Verified recommended fix
fix.diff (git-apply-able, verified clean) takes the shared p1->p_fd->fd_spin -- the same lock fdfree already uses for the decrement and list walk -- around both the fdl_refcount++ (kern_fork.c:569) and the filedesc_to_leader_alloc() list splice (kern_fork.c:575) in fork1's fdshare branch. Matches the finding markdown's proposal (which sketched the spin_lock around the ++) and additionally wraps the else-branch unlocked splice the markdown also flagged. A more thorough follow-up would convert fdl_refcount/fdl_holdcount to atomic_t and add a dedicated fdl list lock.
Verdict
REPRODUCED. The lock-mismatch claim is airtight and unfixed on master: fdl_refcount is a plain int (sys/sys/filedesc.h:110), incremented at kern_fork.c:569 under only p1->p_token (acquired :324) which is PER-PROCESS, while decremented at kern_descrip.c:2675 under the SHARED fd_spin (acquired :2622).
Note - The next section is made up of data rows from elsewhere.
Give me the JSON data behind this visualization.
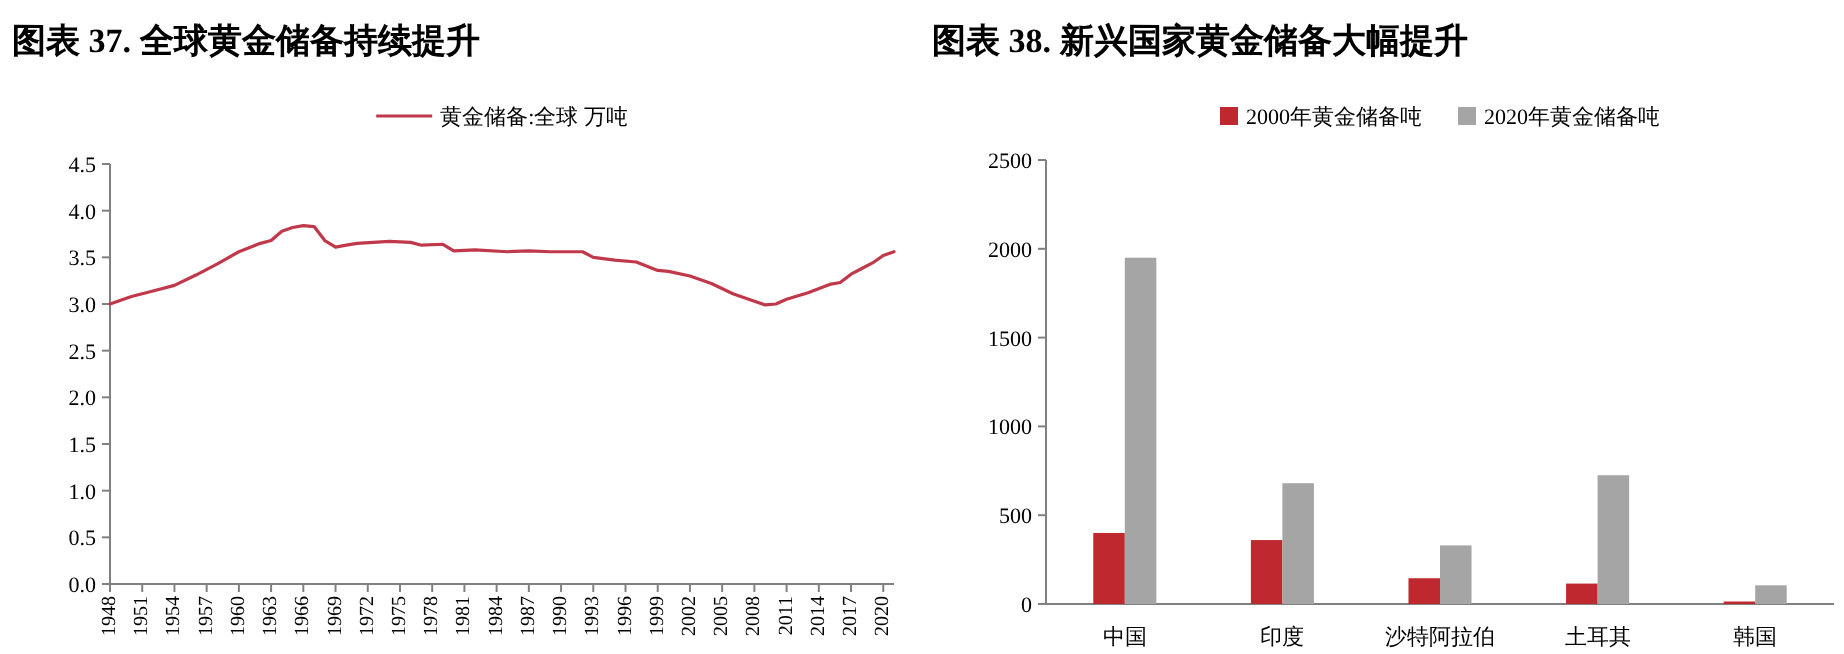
{
  "chart_data": [
    {
      "type": "line",
      "title": "图表 37. 全球黄金储备持续提升",
      "legend": "top",
      "xlim": [
        1948,
        2021
      ],
      "xticks": [
        1948,
        1951,
        1954,
        1957,
        1960,
        1963,
        1966,
        1969,
        1972,
        1975,
        1978,
        1981,
        1984,
        1987,
        1990,
        1993,
        1996,
        1999,
        2002,
        2005,
        2008,
        2011,
        2014,
        2017,
        2020
      ],
      "ylim": [
        0,
        4.5
      ],
      "yticks": [
        {
          "value": 0,
          "label": "0.0"
        },
        {
          "value": 0.5,
          "label": "0.5"
        },
        {
          "value": 1,
          "label": "1.0"
        },
        {
          "value": 1.5,
          "label": "1.5"
        },
        {
          "value": 2,
          "label": "2.0"
        },
        {
          "value": 2.5,
          "label": "2.5"
        },
        {
          "value": 3,
          "label": "3.0"
        },
        {
          "value": 3.5,
          "label": "3.5"
        },
        {
          "value": 4,
          "label": "4.0"
        },
        {
          "value": 4.5,
          "label": "4.5"
        }
      ],
      "series": [
        {
          "name": "黄金储备:全球 万吨",
          "color": "#c0394a",
          "x": [
            1948,
            1950,
            1952,
            1954,
            1956,
            1958,
            1960,
            1962,
            1963,
            1964,
            1965,
            1966,
            1967,
            1968,
            1969,
            1970,
            1971,
            1974,
            1976,
            1977,
            1979,
            1980,
            1982,
            1985,
            1987,
            1989,
            1992,
            1993,
            1995,
            1997,
            1999,
            2000,
            2002,
            2004,
            2006,
            2008,
            2009,
            2010,
            2011,
            2013,
            2015,
            2016,
            2017,
            2018,
            2019,
            2020,
            2021
          ],
          "values": [
            3.0,
            3.08,
            3.14,
            3.2,
            3.31,
            3.43,
            3.56,
            3.65,
            3.68,
            3.78,
            3.82,
            3.84,
            3.83,
            3.68,
            3.61,
            3.63,
            3.65,
            3.67,
            3.66,
            3.63,
            3.64,
            3.57,
            3.58,
            3.56,
            3.57,
            3.56,
            3.56,
            3.5,
            3.47,
            3.45,
            3.36,
            3.35,
            3.3,
            3.22,
            3.11,
            3.03,
            2.99,
            3.0,
            3.05,
            3.12,
            3.21,
            3.23,
            3.32,
            3.38,
            3.44,
            3.52,
            3.56
          ]
        }
      ]
    },
    {
      "type": "bar",
      "title": "图表 38. 新兴国家黄金储备大幅提升",
      "legend": "top",
      "categories": [
        "中国",
        "印度",
        "沙特阿拉伯",
        "土耳其",
        "韩国"
      ],
      "ylim": [
        0,
        2500
      ],
      "yticks": [
        0,
        500,
        1000,
        1500,
        2000,
        2500
      ],
      "series": [
        {
          "name": "2000年黄金储备吨",
          "color": "#c0282f",
          "values": [
            400,
            360,
            145,
            115,
            14
          ]
        },
        {
          "name": "2020年黄金储备吨",
          "color": "#a5a5a5",
          "values": [
            1950,
            680,
            330,
            725,
            105
          ]
        }
      ]
    }
  ]
}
Peers sharing p_fd/p_fdtol hold different p_tokens, so the ++/-- share no serialization lock -> lost update -> premature kfree(fdtol) at kern_descrip.c:2686 while peers still reference it -> UAF. Confirmed by three distinct kernel panics from unprivileged user maxx: (A) 'panic: filedesc_to_refcount botch: fdl_refcount=0' -- the KASSERT at kern_descrip.c:2627 catching the refcount underflow directly; (B) 'panic: BADFREE2' -- slab double-free of the prematurely-freed fdtol; (C) 'panic: memory chunk ... is already allocated!' with stack chunk_mark_allocated<-_kmalloc<-filedesc_to_leader_alloc<-fork1<-sys_rfork, i.e. the exact cited call chain, slab corruption from the dangling write into the freed 64-byte-zone slot. filedesc_to_leader_alloc (kern_descrip.c:3342-3368) also splices the shared fdl list under no lock ('NOT MPSAFE' :3343), as the finding states.